ACWA Power, which debuted on Saudi Arabia’s stock market on Monday, expects to finalize in the first quarter of next year billions of dollars in financing for a green hydrogen joint venture at the planned futuristic city NEOM, ACWA’s CEO said.

The project, which will be equally owned by Air Products, ACWA Power and NEOM, will produce green ammonia for export to global markets, with the first shipment expected from NEOM’s port in the first quarter of 2026.

“We have not actually finalized the group of banks yet, but we are very advanced in structuring and work is being done internally,” CEO Paddy Padmanathan told Reuters in an interview, adding the project was “on track.”

Roughly 20 percent of the $6.5 billion project will be funded with equity and the rest will be limited-recourse project finance, he said.

“We would very much like to make sure it’s sustainability-linked,” he added.

ACWA Power is planning projects this year with a total investment cost of around $16 billion, Padmanathan said.

Some projects planned last year were pushed into this year due to the COVID-19 pandemic, with ACWA projects in 2020 totaling about $3.5 billion — missing a $10 billion target as a result of the pandemic’s impact. ACWA Power, which operates in 13 countries, is bidding for renewable energy projects in Uzbekistan, Egypt, South Africa and Indonesia, as well as a large pipeline of projects in Saudi Arabia, the CEO said.

“We have got five projects that we have already bid for in Indonesia, where we know that we are the lowest-priced on them. We are waiting for the Indonesian government to move forward.”

Asked whether ACWA would maintain its Dubai “extended headquarters,” as it is referred to in the IPO’s prospectus, Padmanathan said Riyadh had always been its base.
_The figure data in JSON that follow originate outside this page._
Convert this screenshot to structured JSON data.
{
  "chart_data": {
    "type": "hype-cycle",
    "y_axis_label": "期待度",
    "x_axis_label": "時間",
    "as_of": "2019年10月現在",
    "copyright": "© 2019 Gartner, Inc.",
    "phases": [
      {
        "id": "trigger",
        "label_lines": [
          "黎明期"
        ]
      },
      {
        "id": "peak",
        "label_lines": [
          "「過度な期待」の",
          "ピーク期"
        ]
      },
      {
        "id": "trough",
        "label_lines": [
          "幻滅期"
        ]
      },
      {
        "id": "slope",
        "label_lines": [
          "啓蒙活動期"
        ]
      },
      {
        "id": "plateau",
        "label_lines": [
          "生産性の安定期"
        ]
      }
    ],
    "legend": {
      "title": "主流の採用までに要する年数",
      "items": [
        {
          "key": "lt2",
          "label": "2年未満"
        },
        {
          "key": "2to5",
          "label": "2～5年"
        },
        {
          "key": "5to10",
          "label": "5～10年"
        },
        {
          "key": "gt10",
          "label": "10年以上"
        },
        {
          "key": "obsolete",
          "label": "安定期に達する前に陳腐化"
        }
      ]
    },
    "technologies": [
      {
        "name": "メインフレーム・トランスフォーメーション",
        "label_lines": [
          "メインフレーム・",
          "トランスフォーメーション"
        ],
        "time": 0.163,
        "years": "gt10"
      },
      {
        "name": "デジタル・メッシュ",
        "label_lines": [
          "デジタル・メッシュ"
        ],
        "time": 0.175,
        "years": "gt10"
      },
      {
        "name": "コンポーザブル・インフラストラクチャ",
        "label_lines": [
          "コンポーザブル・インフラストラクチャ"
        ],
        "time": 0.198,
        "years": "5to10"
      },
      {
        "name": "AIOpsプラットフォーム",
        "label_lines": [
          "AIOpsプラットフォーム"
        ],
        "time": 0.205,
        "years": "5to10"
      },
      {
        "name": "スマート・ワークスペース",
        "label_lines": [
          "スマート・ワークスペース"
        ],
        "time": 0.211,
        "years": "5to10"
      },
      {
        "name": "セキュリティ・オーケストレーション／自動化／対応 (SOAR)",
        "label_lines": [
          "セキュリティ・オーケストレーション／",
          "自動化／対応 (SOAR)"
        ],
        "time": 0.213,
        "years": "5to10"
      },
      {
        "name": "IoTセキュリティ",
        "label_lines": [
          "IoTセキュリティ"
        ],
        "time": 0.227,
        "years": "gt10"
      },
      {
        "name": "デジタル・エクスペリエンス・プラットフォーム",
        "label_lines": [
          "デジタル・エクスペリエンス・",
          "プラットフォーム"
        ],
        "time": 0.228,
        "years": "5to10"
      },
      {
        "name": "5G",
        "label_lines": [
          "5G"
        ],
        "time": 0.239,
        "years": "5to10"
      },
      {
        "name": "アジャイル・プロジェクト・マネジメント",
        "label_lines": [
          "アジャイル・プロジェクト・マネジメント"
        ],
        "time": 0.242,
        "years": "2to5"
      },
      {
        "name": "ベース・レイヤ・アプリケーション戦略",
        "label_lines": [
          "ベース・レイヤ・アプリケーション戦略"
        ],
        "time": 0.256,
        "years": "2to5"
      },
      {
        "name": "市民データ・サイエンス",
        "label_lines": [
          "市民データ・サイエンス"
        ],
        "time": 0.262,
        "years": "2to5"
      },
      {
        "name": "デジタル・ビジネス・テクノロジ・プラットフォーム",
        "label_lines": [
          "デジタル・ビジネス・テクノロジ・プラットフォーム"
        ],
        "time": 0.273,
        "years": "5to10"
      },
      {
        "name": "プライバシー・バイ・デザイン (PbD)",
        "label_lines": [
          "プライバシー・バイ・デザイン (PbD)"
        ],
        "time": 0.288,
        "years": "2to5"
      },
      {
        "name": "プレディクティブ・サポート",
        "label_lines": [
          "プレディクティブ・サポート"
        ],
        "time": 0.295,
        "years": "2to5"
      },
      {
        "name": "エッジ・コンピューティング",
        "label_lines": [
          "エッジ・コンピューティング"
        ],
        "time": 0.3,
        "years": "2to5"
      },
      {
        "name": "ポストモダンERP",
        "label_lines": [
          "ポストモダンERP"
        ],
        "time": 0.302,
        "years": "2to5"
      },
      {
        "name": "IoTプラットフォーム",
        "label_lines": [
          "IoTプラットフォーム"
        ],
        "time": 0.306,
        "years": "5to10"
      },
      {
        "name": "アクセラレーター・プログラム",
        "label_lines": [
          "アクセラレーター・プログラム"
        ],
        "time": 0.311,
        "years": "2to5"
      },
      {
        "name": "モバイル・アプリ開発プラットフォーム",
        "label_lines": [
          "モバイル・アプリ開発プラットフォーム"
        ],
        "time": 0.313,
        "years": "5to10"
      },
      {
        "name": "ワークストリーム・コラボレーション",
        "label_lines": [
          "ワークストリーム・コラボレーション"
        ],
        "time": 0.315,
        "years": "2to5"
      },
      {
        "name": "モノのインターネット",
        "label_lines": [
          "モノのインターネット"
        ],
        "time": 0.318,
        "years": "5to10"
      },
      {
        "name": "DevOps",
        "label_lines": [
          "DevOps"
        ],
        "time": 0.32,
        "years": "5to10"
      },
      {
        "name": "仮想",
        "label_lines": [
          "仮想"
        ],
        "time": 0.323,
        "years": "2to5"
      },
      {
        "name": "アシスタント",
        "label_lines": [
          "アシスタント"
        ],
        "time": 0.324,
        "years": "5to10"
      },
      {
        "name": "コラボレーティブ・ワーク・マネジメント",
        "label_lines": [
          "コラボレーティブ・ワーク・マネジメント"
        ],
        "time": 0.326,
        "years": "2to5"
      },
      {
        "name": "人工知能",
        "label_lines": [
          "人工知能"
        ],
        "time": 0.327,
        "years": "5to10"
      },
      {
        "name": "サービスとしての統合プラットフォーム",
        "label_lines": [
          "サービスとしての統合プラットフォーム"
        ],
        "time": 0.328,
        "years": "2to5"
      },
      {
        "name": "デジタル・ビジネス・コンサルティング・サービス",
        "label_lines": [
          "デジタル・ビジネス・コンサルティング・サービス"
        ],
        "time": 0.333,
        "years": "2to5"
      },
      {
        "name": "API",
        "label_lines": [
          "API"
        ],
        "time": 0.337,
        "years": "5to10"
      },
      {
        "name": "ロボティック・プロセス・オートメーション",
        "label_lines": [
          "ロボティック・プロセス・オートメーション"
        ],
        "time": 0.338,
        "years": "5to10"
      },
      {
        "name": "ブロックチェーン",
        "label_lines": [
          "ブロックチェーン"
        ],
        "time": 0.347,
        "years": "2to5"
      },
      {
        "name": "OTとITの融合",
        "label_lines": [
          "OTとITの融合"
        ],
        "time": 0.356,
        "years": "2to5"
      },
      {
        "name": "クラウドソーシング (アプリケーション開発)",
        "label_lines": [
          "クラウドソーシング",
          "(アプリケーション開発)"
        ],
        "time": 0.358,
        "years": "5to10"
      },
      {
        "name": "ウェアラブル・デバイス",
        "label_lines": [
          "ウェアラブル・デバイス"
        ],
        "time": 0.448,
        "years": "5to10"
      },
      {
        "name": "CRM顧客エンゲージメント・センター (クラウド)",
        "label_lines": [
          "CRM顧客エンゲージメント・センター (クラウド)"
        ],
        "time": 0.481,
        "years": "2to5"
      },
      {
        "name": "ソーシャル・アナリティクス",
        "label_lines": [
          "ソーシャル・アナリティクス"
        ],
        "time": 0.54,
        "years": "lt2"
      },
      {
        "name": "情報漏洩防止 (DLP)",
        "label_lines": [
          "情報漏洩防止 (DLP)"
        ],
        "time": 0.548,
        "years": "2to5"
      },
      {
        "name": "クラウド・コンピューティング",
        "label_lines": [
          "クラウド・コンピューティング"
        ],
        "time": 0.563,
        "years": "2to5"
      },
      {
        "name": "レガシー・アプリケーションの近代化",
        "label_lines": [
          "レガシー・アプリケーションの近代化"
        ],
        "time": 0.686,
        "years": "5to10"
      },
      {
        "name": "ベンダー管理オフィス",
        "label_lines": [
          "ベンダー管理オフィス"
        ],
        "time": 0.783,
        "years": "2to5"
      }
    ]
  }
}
“As we grew our international business, at that time, it made sense for us to also maintain that satellite office (in Dubai) for efficiency. In time to come, I can see that the Riyadh base will continue to grow much more significantly, simply because also the volume of activity,” he said.

“We have bought some land and we are looking at developing our own office space. We have been leasing.”